Improved Embeddings with Easy Positive Triplet Mining
It addresses the challenge of improving generalization in deep metric learning for image retrieval, though it appears incremental as it modifies existing mining strategies rather than introducing a new paradigm.
The paper tackles the problem of learning image embeddings for retrieval by proposing a loosened strategy that only requires mapping each training image to the most similar examples from the same class, called Easy Positive mining. This approach yields recall performance that exceeds state-of-the-art methods on multiple datasets, such as CUB and Stanford Online Products.
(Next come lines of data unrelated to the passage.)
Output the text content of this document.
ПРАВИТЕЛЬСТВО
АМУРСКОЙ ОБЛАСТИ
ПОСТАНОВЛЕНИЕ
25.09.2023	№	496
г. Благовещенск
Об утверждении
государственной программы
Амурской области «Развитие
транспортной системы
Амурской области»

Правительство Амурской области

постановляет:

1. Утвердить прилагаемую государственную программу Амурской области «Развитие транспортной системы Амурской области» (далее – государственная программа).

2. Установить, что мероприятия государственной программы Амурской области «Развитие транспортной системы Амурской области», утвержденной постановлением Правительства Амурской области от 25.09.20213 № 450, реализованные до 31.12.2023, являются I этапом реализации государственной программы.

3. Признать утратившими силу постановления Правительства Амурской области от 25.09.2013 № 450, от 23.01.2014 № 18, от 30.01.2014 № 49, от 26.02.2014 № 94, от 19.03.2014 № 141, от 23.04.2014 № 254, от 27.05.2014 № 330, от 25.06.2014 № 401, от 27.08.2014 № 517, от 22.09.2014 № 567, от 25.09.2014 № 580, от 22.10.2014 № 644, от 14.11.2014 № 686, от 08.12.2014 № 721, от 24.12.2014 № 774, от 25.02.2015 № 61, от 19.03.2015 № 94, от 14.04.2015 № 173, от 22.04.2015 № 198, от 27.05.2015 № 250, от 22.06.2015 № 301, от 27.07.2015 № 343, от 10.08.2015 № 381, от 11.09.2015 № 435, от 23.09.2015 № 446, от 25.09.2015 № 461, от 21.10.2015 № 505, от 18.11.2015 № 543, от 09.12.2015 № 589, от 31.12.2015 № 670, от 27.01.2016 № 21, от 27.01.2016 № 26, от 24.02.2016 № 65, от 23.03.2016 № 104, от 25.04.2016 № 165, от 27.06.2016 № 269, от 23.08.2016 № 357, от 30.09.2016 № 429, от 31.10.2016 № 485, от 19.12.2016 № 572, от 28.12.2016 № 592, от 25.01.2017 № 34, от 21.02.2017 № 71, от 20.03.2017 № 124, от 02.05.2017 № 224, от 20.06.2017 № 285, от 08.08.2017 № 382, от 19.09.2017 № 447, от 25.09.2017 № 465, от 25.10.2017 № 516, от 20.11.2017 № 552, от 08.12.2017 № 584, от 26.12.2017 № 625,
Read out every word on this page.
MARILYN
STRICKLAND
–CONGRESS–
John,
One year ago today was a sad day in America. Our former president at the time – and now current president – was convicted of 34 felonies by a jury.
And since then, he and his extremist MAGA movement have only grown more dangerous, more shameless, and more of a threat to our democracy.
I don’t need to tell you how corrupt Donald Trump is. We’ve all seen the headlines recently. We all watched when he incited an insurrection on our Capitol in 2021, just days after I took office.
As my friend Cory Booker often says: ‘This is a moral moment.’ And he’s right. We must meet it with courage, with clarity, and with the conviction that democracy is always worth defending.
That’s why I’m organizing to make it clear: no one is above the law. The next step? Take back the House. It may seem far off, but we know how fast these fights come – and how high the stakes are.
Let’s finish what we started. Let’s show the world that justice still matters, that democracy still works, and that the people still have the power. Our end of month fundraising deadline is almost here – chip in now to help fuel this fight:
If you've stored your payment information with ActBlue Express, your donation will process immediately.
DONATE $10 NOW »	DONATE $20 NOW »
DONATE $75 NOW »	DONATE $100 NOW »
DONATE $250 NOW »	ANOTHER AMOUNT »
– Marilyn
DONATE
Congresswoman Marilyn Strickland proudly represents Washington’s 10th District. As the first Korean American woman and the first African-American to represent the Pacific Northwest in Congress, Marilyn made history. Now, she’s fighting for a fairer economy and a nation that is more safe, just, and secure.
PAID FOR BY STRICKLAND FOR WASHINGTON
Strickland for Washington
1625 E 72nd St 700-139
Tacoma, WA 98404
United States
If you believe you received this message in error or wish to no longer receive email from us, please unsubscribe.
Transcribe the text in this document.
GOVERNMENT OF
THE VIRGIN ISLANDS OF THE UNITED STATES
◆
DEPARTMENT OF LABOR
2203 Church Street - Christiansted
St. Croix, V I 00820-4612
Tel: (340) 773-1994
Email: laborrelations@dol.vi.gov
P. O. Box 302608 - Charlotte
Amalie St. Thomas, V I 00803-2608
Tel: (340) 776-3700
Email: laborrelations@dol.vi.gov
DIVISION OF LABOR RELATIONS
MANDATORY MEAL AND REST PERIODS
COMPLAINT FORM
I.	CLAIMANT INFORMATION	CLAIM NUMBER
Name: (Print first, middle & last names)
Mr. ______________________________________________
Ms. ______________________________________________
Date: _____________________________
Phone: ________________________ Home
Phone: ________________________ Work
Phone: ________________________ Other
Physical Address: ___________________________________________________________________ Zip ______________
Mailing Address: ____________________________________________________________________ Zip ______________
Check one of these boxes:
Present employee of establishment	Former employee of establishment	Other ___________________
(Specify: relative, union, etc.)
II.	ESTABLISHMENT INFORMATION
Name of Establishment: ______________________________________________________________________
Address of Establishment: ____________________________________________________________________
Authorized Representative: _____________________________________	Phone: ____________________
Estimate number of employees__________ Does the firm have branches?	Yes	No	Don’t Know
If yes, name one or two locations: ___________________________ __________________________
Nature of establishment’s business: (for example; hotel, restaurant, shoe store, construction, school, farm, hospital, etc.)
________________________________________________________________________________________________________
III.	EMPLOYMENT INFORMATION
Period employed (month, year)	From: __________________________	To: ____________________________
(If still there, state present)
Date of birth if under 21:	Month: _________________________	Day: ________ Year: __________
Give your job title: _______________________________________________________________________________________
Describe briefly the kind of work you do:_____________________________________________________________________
Deep metric learning seeks to define an embedding where semantically similar images are embedded to nearby locations, and semantically dissimilar images are embedded to distant locations. Substantial work has focused on loss functions and strategies to learn these embeddings by pushing images from the same class as close together in the embedding space as possible. In this paper, we propose an alternative, loosened embedding strategy that requires the embedding function only map each training image to the most similar examples from the same class, an approach we call "Easy Positive" mining. We provide a collection of experiments and visualizations that highlight that this Easy Positive mining leads to embeddings that are more flexible and generalize better to new unseen data. This simple mining strategy yields recall performance that exceeds state of the art approaches (including those with complicated loss functions and ensemble methods) on image retrieval datasets including CUB, Stanford Online Products, In-Shop Clothes and Hotels-50K.